BIFA Director General, Robert Keen points out that this attitude actually goes back much further, saying that this latest prediction that the future of the traditional freight forwarder is now extremely precarious is merely another bout of public relations puff, as were all the predictions of digital start-ups we have heard of in the last five years spelling the final demise of freight forwarders.

Keen says it really irritates him when software providers preach about their systems sounding the death knell for the industry when there is clear evidence that forwarding companies are already introducing and developing systems comparable with those of digital disruptors, adding it makes him feel like Bill Murray in Groundhog Day and continuing:

“There’s this idea that if forwarders do not adapt, they will die, but you just need to look back at the sector’s history, it has always adapted.
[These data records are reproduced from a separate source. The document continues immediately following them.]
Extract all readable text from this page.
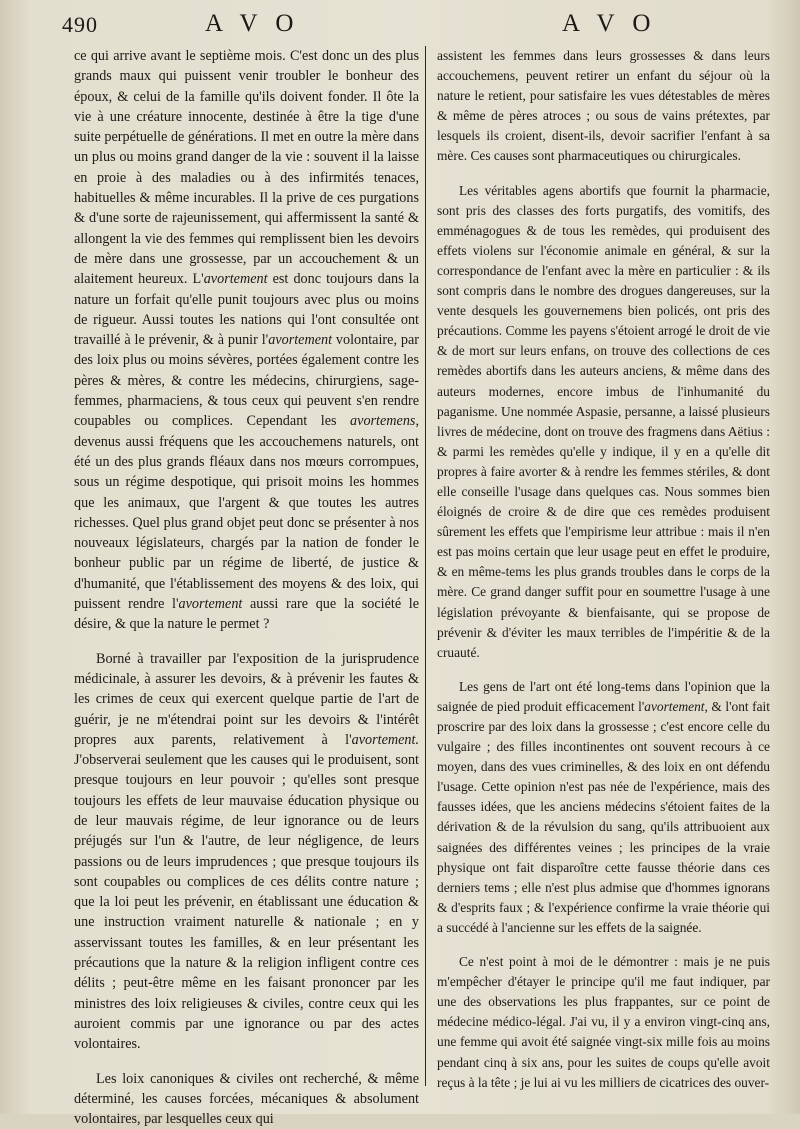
490	A V O	A V O

ce qui arrive avant le septième mois. C'est donc un des plus grands maux qui puissent venir troubler le bonheur des époux, & celui de la famille qu'ils doivent fonder. Il ôte la vie à une créature innocente, destinée à être la tige d'une suite perpétuelle de générations. Il met en outre la mère dans un plus ou moins grand danger de la vie : souvent il la laisse en proie à des maladies ou à des infirmités tenaces, habituelles & même incurables. Il la prive de ces purgations & d'une sorte de rajeunissement, qui affermissent la santé & allongent la vie des femmes qui remplissent bien les devoirs de mère dans une grossesse, par un accouchement & un alaitement heureux. L'avortement est donc toujours dans la nature un forfait qu'elle punit toujours avec plus ou moins de rigueur. Aussi toutes les nations qui l'ont consultée ont travaillé à le prévenir, & à punir l'avortement volontaire, par des loix plus ou moins sévères, portées également contre les pères & mères, & contre les médecins, chirurgiens, sage-femmes, pharmaciens, & tous ceux qui peuvent s'en rendre coupables ou complices. Cependant les avortemens, devenus aussi fréquens que les accouchemens naturels, ont été un des plus grands fléaux dans nos mœurs corrompues, sous un régime despotique, qui prisoit moins les hommes que les animaux, que l'argent & que toutes les autres richesses. Quel plus grand objet peut donc se présenter à nos nouveaux législateurs, chargés par la nation de fonder le bonheur public par un régime de liberté, de justice & d'humanité, que l'établissement des moyens & des loix, qui puissent rendre l'avortement aussi rare que la société le désire, & que la nature le permet ?

Borné à travailler par l'exposition de la jurisprudence médicinale, à assurer les devoirs, & à prévenir les fautes & les crimes de ceux qui exercent quelque partie de l'art de guérir, je ne m'étendrai point sur les devoirs & l'intérêt propres aux parents, relativement à l'avortement. J'observerai seulement que les causes qui le produisent, sont presque toujours en leur pouvoir ; qu'elles sont presque toujours les effets de leur mauvaise éducation physique ou de leur mauvais régime, de leur ignorance ou de leurs préjugés sur l'un & l'autre, de leur négligence, de leurs passions ou de leurs imprudences ; que presque toujours ils sont coupables ou complices de ces délits contre nature ; que la loi peut les prévenir, en établissant une éducation & une instruction vraiment naturelle & nationale ; en y asservissant toutes les familles, & en leur présentant les précautions que la nature & la religion infligent contre ces délits ; peut-être même en les faisant prononcer par les ministres des loix religieuses & civiles, contre ceux qui les auroient commis par une ignorance ou par des actes volontaires.

Les loix canoniques & civiles ont recherché, & même déterminé, les causes forcées, mécaniques & absolument volontaires, par lesquelles ceux qui

assistent les femmes dans leurs grossesses & dans leurs accouchemens, peuvent retirer un enfant du séjour où la nature le retient, pour satisfaire les vues détestables de mères & même de pères atroces ; ou sous de vains prétextes, par lesquels ils croient, disent-ils, devoir sacrifier l'enfant à sa mère. Ces causes sont pharmaceutiques ou chirurgicales.

Les véritables agens abortifs que fournit la pharmacie, sont pris des classes des forts purgatifs, des vomitifs, des emménagogues & de tous les remèdes, qui produisent des effets violens sur l'économie animale en général, & sur la correspondance de l'enfant avec la mère en particulier : & ils sont compris dans le nombre des drogues dangereuses, sur la vente desquels les gouvernemens bien policés, ont pris des précautions. Comme les payens s'étoient arrogé le droit de vie & de mort sur leurs enfans, on trouve des collections de ces remèdes abortifs dans les auteurs anciens, & même dans des auteurs modernes, encore imbus de l'inhumanité du paganisme. Une nommée Aspasie, persanne, a laissé plusieurs livres de médecine, dont on trouve des fragmens dans Aëtius : & parmi les remèdes qu'elle y indique, il y en a qu'elle dit propres à faire avorter & à rendre les femmes stériles, & dont elle conseille l'usage dans quelques cas. Nous sommes bien éloignés de croire & de dire que ces remèdes produisent sûrement les effets que l'empirisme leur attribue : mais il n'en est pas moins certain que leur usage peut en effet le produire, & en même-tems les plus grands troubles dans le corps de la mère. Ce grand danger suffit pour en soumettre l'usage à une législation prévoyante & bienfaisante, qui se propose de prévenir & d'éviter les maux terribles de l'impéritie & de la cruauté.

Les gens de l'art ont été long-tems dans l'opinion que la saignée de pied produit efficacement l'avortement, & l'ont fait proscrire par des loix dans la grossesse ; c'est encore celle du vulgaire ; des filles incontinentes ont souvent recours à ce moyen, dans des vues criminelles, & des loix en ont défendu l'usage. Cette opinion n'est pas née de l'expérience, mais des fausses idées, que les anciens médecins s'étoient faites de la dérivation & de la révulsion du sang, qu'ils attribuoient aux saignées des différentes veines ; les principes de la vraie physique ont fait disparoître cette fausse théorie dans ces derniers tems ; elle n'est plus admise que d'hommes ignorans & d'esprits faux ; & l'expérience confirme la vraie théorie qui a succédé à l'ancienne sur les effets de la saignée.

Ce n'est point à moi de le démontrer : mais je ne puis m'empêcher d'étayer le principe qu'il me faut indiquer, par une des observations les plus frappantes, sur ce point de médecine médico-légal. J'ai vu, il y a environ vingt-cinq ans, une femme qui avoit été saignée vingt-six mille fois au moins pendant cinq à six ans, pour les suites de coups qu'elle avoit reçus à la tête ; je lui ai vu les milliers de cicatrices des ouver-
One forwarder I know, a family-owned European firm, has in their archive a letter from a great-grandparent proclaiming the company’s demise with the arrival of rail in the mid-1800s - it’s still going strong.

“We keep hearing the usual spin from digital start-ups on how their presence in the sector will lead to the death of traditional forwarders. It’s a load of rubbish. We have strong empirical evidence showing what our members are up to in regards to digital transformation of their role in the supply chain.
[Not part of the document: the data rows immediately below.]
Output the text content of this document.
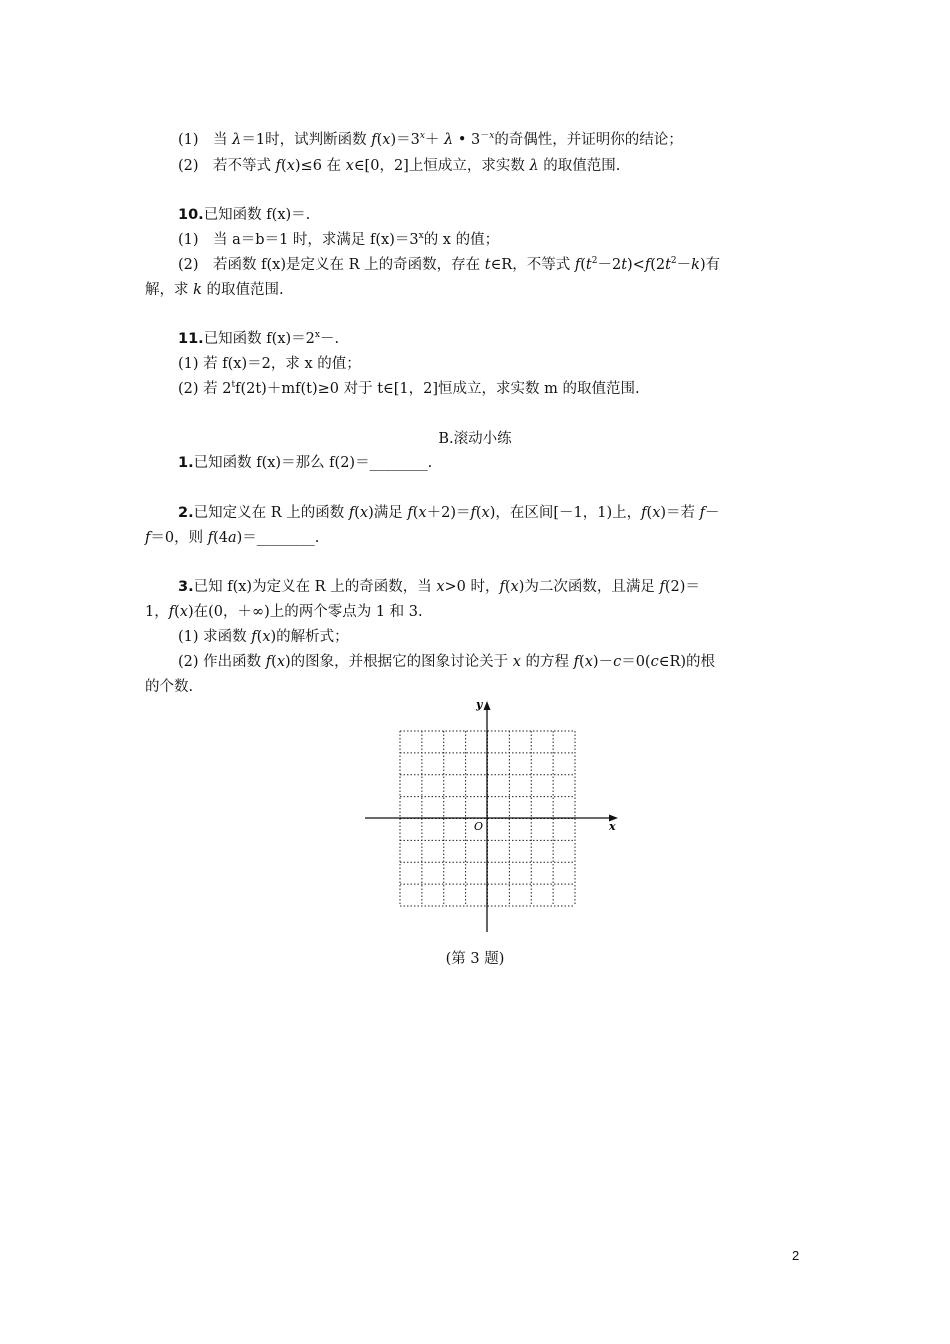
(1)　当 λ＝1时，试判断函数 $f(x)=3^x+ \lambda$ • $3^{-x}$的奇偶性，并证明你的结论；
(2)　若不等式 f(x)≤6 在 x∈[0，2]上恒成立，求实数 λ 的取值范围.
10.已知函数 f(x)＝.
(1)　当 a＝b＝1 时，求满足 $f(x)=3^x$的 x 的值；
(2)　若函数 f(x)是定义在 R 上的奇函数，存在 t∈R，不等式 $f(t^2-2t)<f(2t^2-k)$有
解，求 k 的取值范围.
11.已知函数 $f(x)=2^x-$.
(1) 若 f(x)＝2，求 x 的值；
(2) 若 $2^tf(2t)+mf(t)\ge 0$ 对于 t∈[1，2]恒成立，求实数 m 的取值范围.
B.滚动小练
1.已知函数 f(x)＝那么 f(2)＝________.
2.已知定义在 R 上的函数 f(x)满足 f(x＋2)＝f(x)，在区间[－1，1)上，f(x)＝若 f－
f＝0，则 f(4a)＝________.
3.已知 f(x)为定义在 R 上的奇函数，当 x>0 时，f(x)为二次函数，且满足 f(2)＝
1，f(x)在(0，＋∞)上的两个零点为 1 和 3.
(1) 求函数 f(x)的解析式；
(2) 作出函数 f(x)的图象，并根据它的图象讨论关于 x 的方程 f(x)－c＝0(c∈R)的根
的个数.
(第 3 题)
x
y
O
2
"BIFA members are already developing and delivering technology-led products and services that will meet their customers’ needs more effectively, enhance their experience and cut their costs. A company I visited recently is developing its own integrated solutions. They’re not only hiring forwarders, but software development staff, and our members large and small are making a fantastic effort to embed themselves in their customers’ entire supply chains.”

“We do foresee a different outlook in the years to come, and there will be changes. But I’m certain there will still be a BIFA, with a healthy membership of freight forwarding companies, in 10 years’ time.”

What is always clear when people come into the industry without any historic awareness of how the business not only works, but shapes itself to a constantly changing landscape of rules, tariffs, modes of transport and an infinite array of matters which each need an individual solution, is that most are experts in one or more fields, usually technology or finance. This however is no preparation for the day to day, hands on approach that international trade demands, and will continue to do so.

Photo: That new technology in action again! A locomotive collects a US mail bag automatically from trackside without stopping. Courtesy the Library of Congress.